Kalau pun, penceramah yang sudah bersertifikat. Tidak ada jaminan dan dipastikan akan mengikuti apa yang diperoleh saat sertifikasi. Tergantung dari pengaruh mana yang lebih kuat dalam kehidupan mereka sehari-hari, apakah kontrol negara sanggup untuk itu. Apalagi masalah ideologi dan paham keagamaan. Lebih baik menyiapkan instrumen yang lebih antisipatif dan efektif untuk menyiapkan penceramah yang layak dan patut menjadi penebar kedamaian dalam masyarakat.

Menurut hemat penulis, lebih utama program Penceramah Bersertifikat agar ditunda dan lebih mengutamakan dan memprioritaskan hal-hal yang lebih strategis dan efektif antara lain:

Pertama, evaluasi dan optimalisasi peran institusi negara dalam mencegah radikalisme dan terorisme;  lembaga yang bertanggung jawab dalam hal pencegahan radikalisme, terorisme dan pemahaman nilai-nilai Pancasila serta paham keagamaan yang menyimpang adalah BNPT, BPIP, dan MUI serta Lemhanas. Lembaga ini pun, akan dijadikan mitra Kementerian Agama dalam Sertifikasi Penceramah. Alangkah baiknya ada evaluasi yang menyeluruh terkait perencanaan program dan capainnya, apakah sudah efektif atau belum. Kalau memang belum tentu harus ada optimalisasi dalam penguatan program pencegahan radikalisasi dan terorisme. Lebih baik evaluasi ke internal kelembagaan dulu, agar tidak mendapat penolakan yang massif dari masyarakat.

Kedua, kurikulum pendidikan berbasis moderasi agama; upaya yang lebih antisipatif dan efektif adalah memasukkan kurikulum yang berbasis moderasi agama, dalam sistem pendidikan nasional. Secara konsep apakah sudah selesai? Bagaimana uji publiknya? Bagaimana ujicobanya? dan sejauhmana persiapan untuk mengampanyekan gerakan moderasi agama?

Menurut hemat penulis, perlu juga diteliti berapa persen sebenarnya pengaruh penceramah dalam gerakan radikal yang ada dibangsa kita. Jangan-jangan malah kecil. Justru yang lebih besar melalui lembaga-lembaga formal utamanya dalam lembaga pendidikan yang dikelola oleh orang-orang yang berpaham radikal dan anti NKRI.

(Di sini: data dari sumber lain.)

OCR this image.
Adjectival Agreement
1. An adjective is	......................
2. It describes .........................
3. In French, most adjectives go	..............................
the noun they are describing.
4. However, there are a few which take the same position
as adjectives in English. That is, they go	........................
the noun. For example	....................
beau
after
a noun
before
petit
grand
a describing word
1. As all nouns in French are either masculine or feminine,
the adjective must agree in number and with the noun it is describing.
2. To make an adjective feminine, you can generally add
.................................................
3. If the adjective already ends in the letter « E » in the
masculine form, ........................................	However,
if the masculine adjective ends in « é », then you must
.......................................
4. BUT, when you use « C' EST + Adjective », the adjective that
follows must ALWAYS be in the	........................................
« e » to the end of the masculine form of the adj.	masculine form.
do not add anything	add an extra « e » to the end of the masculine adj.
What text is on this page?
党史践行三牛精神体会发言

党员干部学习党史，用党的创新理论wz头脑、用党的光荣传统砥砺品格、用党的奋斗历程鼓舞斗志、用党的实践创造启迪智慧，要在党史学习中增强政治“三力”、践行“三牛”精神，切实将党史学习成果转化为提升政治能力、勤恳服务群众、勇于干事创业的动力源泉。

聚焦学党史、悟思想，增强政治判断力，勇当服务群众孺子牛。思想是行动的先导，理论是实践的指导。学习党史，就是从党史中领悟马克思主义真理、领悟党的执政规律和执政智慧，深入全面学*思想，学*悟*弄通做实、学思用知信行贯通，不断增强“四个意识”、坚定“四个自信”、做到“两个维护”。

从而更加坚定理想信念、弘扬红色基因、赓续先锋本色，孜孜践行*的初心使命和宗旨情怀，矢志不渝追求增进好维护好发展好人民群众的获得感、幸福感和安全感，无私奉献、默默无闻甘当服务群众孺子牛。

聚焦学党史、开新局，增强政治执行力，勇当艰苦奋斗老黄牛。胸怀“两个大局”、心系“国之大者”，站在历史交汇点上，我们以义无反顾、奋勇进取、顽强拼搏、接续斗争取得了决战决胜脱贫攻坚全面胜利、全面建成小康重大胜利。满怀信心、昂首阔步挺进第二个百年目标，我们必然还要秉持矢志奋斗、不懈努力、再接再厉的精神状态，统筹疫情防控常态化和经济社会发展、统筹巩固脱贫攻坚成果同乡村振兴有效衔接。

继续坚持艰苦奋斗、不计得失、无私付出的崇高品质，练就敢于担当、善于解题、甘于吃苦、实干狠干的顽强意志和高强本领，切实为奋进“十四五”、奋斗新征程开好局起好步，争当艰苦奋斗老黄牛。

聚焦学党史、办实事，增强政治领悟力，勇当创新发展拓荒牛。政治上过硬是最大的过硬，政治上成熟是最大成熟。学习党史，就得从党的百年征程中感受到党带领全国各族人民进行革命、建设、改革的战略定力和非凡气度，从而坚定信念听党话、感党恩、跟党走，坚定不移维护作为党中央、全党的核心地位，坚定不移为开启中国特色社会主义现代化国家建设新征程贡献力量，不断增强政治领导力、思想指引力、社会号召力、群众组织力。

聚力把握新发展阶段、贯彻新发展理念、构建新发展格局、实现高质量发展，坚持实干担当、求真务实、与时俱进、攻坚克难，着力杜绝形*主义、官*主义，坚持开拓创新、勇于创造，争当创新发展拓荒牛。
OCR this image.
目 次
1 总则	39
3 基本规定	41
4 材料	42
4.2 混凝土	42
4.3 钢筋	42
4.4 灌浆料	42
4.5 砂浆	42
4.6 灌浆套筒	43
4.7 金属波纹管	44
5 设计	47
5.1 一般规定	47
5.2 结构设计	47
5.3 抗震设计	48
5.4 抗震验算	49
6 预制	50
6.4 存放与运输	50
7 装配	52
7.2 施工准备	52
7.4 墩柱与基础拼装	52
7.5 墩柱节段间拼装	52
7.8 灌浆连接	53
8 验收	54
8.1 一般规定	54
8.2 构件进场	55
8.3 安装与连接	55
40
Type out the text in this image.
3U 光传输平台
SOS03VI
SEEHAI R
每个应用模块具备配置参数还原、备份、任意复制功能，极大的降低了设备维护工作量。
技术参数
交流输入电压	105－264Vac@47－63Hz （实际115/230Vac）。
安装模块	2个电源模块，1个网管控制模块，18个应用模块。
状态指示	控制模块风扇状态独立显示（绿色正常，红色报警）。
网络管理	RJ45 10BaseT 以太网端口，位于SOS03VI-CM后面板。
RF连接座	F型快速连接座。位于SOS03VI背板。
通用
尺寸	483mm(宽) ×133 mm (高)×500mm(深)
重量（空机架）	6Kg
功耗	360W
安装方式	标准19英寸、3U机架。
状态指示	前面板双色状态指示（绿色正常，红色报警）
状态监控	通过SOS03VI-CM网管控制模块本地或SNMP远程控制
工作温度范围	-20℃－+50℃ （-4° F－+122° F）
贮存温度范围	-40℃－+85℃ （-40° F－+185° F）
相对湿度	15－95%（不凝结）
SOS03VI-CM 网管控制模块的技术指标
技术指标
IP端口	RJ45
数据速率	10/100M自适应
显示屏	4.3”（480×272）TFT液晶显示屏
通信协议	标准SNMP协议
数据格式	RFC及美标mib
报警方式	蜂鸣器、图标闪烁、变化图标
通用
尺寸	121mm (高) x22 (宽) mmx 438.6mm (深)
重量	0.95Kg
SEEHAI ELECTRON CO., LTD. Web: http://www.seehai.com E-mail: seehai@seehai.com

Ketiga, peningkatan kompetensi penceramah; alangkah baiknya, pemerintah dalam hal ini Kementerian Agama menyusun model dan modul pembinaan kompetensi penceramah. Dengan melibatkan pondok pesantren/lembaga Keagamaan, perguruan tinggi keagamaan negeri, dan ormas keagamaan, sehingga secara massif dan konseptual dapat tergambar bagaimana pola peningkatan kompetensi penceramah yang damai, sejuk, dan merawat keragaman suku, agama, ras dan antar golongan. Serta berwawasan kebangsaan dan cinta tanah air. 

Keempat, pembekalan ICT untuk dai/Kiai Kampung; Era disrupsi seperti sekarang ini, menuntut untuk penguasaan teknologi. Terlebih generasi millennial yang cenderung akrab dengan gadget maka sudah menjadi keharusan para da’i dan kiai kampung harus memiliki kemampuan dakwah melalui media sosial. Jangan sampai peletakan dasar keagamaan yang sudah diberikan dikampungnya masing-masing oleh kiai/ustadz/guru ngaji/pendidik/pengajar agama akan tercerabut saat sudah usia remaja dan bersekolah diluar kampung, yang mendapat pengaruh diperkotaan atau melalui media sosial.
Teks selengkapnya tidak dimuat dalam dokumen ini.